Among the lean, young men on the night streets of International Falls was Joseph Kalar, and his own slow realizations of that time make Le Sueur's word seem prophetic. When the promise of shorter hours for better wages seemed far away, Kalar hit the town drinking and womanizing, but soon he recognized that they could not ease his restlessness. He wrote Huddlestone, "I can not find escape from myself in drink, in women ... only in books can I find surcease of this damnable gnawing." Since graduating from high school he had been assembling a loose group of poems he called "Seed," after his favorite literary magazine of the time. As the year drew to a close, his work began to show vast improvement as he left behind his Romantic influences and began to write about the people and places he knew so well.

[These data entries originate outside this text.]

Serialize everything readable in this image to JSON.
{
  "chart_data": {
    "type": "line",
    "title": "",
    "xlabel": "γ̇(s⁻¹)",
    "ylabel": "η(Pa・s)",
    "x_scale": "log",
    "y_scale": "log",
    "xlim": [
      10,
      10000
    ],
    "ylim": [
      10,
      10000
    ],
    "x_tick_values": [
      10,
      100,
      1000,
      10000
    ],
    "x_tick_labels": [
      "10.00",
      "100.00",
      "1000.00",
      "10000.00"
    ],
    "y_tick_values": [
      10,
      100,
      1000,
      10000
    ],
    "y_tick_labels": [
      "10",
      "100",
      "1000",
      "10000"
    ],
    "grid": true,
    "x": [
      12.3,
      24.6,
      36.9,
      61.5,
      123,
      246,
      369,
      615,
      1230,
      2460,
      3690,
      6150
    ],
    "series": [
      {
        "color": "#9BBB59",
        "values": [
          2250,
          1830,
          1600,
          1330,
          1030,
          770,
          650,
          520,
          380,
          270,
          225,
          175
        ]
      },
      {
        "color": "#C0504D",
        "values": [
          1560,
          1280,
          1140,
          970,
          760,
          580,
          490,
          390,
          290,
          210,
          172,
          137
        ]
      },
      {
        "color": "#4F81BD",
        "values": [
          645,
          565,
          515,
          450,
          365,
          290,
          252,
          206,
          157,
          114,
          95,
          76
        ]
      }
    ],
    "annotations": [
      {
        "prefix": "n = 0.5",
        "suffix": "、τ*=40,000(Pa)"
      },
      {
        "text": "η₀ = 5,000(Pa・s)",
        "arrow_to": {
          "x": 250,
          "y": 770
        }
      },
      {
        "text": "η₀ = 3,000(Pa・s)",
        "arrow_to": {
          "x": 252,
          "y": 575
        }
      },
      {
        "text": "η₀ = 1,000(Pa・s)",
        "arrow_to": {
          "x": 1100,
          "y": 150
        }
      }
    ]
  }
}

He wrote one poem entitled "My Village (South International Falls)," another called "Architect" about a drunken hobo building "a castle out of the clay / that banked the ditch," and his first truly autobiographical poem, "The Way It Goes," in which he described himself as
This one dark-haired with a face white like a saint's and the thin small girl-like hands of a never-has-worked-hard. Folks smiled, proud of him. Called him prodigy, said he would be a poet. That was before his face became pimpled and he drank booze and sang dirty songs with drunken whores.
Despite these advances in his subject matter, he continued to feel frustrated by the limitations of the form as he knew it. "I try to write poetry ... it seems good to me," he wrote. "It lays around for awhile ... I read it over, and it stinks ... stinks of mediocrity, of artificiality."
He began to explore more immediate forms in his writing, most notably the genre he dubbed the "proletarian sketch." The form was simple, he told Huddlestone; just write "some autobiographical stuff, in a realistic tone, dealing with some specific incident of your life, told in straight autobiographical style skillfully enhanced by creativeness." The advantage of the form, in part, was that it could "combine, as the short story never can, the elements of poetry and the novel." However, as Douglas Wixson writes, the sketch form also appealed to proletarian writers for the same reason it appealed to Soviet writers of the day: "The plotless nature, the personal-narrative quality of the sketch, preserving accents and idioms, was a form suited to the needs of the nonprofessional writer. ... Straddling journalism and literature, the sketch can be written quickly; it answers the need for quick production and timeliness." Furthermore, the sketch allowed writers like Kalar to address proletarian issues without either the aesthetic distance implied by poetry or the plot demands of a traditionally constructed piece of fiction. "Forget the plots," Kalar urged. "Grab a chunk of life and chew it and spew it out again. Life isn't a plot, it just goes on and on and is not culminated by a trick ending, very often."